Once Haley’s testimony is deliberated, the jury has been instructed to move on to the rape allegations raised by the second of the two main accusers in the case. This relates to a witness who the Guardian is not naming because her wishes over identification are not known.
She alleges she was raped by Weinstein in a New York hotel, for which he has been charged with rape in the first and third degrees, which carry a maximum sentence of 25 years.
Once again, the jury will begin by considering the woman’s rape accusations alongside those of Sciorra. If Weinstein is found guilty of both, the jury will convict him on count three – another charge of predatory sexual assault.
If Sciorra’s allegations fall, then again jurors will move on to consider the unnamed woman’s rape claims on their own merits. In counts four and five, Weinstein could be found guilty either of rape in the first or the third degree.
The charge sheet makes for complicated parsing. Within an hour of being sent out of the courtroom to begin deliberations, the jury was brought back in again, having sent a series of questions to Burke seeking clarification.
Before the jury was brought into court on Tuesday, a furious row erupted between the two teams of lawyers.

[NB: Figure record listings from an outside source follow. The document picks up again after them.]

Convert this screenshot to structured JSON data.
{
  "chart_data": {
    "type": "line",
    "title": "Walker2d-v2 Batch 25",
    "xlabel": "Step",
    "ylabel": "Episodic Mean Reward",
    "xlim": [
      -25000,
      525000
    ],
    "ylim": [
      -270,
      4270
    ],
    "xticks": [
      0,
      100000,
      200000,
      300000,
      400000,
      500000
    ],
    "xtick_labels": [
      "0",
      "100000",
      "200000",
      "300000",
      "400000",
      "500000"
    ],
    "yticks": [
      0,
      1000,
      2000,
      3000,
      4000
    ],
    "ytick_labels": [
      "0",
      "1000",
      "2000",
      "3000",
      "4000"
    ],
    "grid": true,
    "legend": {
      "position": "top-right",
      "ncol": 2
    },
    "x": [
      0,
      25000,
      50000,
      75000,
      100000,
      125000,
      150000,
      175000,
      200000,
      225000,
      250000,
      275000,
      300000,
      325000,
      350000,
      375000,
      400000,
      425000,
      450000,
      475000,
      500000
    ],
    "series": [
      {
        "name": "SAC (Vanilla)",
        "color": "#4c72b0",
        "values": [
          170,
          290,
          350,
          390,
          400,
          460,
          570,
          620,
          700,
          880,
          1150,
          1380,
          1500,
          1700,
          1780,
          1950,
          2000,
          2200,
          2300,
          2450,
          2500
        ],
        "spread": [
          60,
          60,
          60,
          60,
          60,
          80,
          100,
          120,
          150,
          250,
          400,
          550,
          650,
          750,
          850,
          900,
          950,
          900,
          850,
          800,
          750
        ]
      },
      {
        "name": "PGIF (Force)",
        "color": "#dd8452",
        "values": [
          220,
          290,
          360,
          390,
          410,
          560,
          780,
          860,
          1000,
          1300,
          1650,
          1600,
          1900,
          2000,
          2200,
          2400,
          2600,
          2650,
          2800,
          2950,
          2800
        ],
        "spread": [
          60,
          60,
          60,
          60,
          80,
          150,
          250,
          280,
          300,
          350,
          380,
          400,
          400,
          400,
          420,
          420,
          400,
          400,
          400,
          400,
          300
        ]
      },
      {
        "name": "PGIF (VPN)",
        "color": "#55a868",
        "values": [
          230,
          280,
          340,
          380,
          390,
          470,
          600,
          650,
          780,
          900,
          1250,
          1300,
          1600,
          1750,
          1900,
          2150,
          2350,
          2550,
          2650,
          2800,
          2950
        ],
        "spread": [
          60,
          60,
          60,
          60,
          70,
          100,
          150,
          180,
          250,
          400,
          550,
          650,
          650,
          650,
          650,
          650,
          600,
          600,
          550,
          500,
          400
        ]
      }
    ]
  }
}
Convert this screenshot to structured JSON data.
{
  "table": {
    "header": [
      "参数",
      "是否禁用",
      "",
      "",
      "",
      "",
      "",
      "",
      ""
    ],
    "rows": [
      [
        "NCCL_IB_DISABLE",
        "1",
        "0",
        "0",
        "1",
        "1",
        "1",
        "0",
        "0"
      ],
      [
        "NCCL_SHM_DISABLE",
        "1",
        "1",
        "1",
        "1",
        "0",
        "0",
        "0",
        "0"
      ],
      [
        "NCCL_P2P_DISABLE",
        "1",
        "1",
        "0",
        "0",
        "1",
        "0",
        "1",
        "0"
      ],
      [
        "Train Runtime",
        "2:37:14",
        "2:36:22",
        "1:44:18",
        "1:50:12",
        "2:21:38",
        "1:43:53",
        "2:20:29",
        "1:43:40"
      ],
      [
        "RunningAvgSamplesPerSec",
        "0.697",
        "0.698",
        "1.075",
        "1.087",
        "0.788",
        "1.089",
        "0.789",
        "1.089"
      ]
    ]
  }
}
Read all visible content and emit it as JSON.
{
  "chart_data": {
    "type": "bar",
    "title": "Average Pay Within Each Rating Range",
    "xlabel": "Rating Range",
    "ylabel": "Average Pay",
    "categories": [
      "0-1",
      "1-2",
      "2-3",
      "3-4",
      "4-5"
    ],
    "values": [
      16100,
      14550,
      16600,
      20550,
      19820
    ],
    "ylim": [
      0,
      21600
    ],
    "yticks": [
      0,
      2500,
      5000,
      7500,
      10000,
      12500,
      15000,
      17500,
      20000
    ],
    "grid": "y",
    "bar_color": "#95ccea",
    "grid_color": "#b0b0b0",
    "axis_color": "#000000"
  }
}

A prosecutor accused Weinstein’s lead defense lawyer, Donna Rotunno, of jury tampering by publishing an opinion article in Newsweek over the weekend.
In the article, Rotunno repeated the complaint made by the defense several times in the course of the trial: that the proceedings were rigged against the defendant. She railed at hostile media coverage, including mockery of Weinstein’s arriving in court each day leaning on a walking frame.
In a highly unusual move, Rotunno went on to address individual members of the Weinstein jury directly.
“I implore the members of this jury to do what they know is right and was expected of them from the moment they were called upon to serve their civic duty in a court of law,” she wrote. “Harvey Weinstein is innocent.”
The lead prosecutor, Joan Illuzzi-Orbon, ripped into Rotunno. “It is completely, 100%, inappropriate behavior that borders on tampering with the jury,” she said.
Rotunno, who has made a number of extremely controversial comments in the course of the trial and has been admonished by the judge on numerous occasions not to speak to the media, insisted that her article was “not a letter to the jury, it is an op-ed of my feelings about the jury system as a whole”.
The judge presiding over the trial at the New York supreme court, James Burke, told Rotunno pointedly: “I would caution you about the tentacles of your public relations juggernaut.”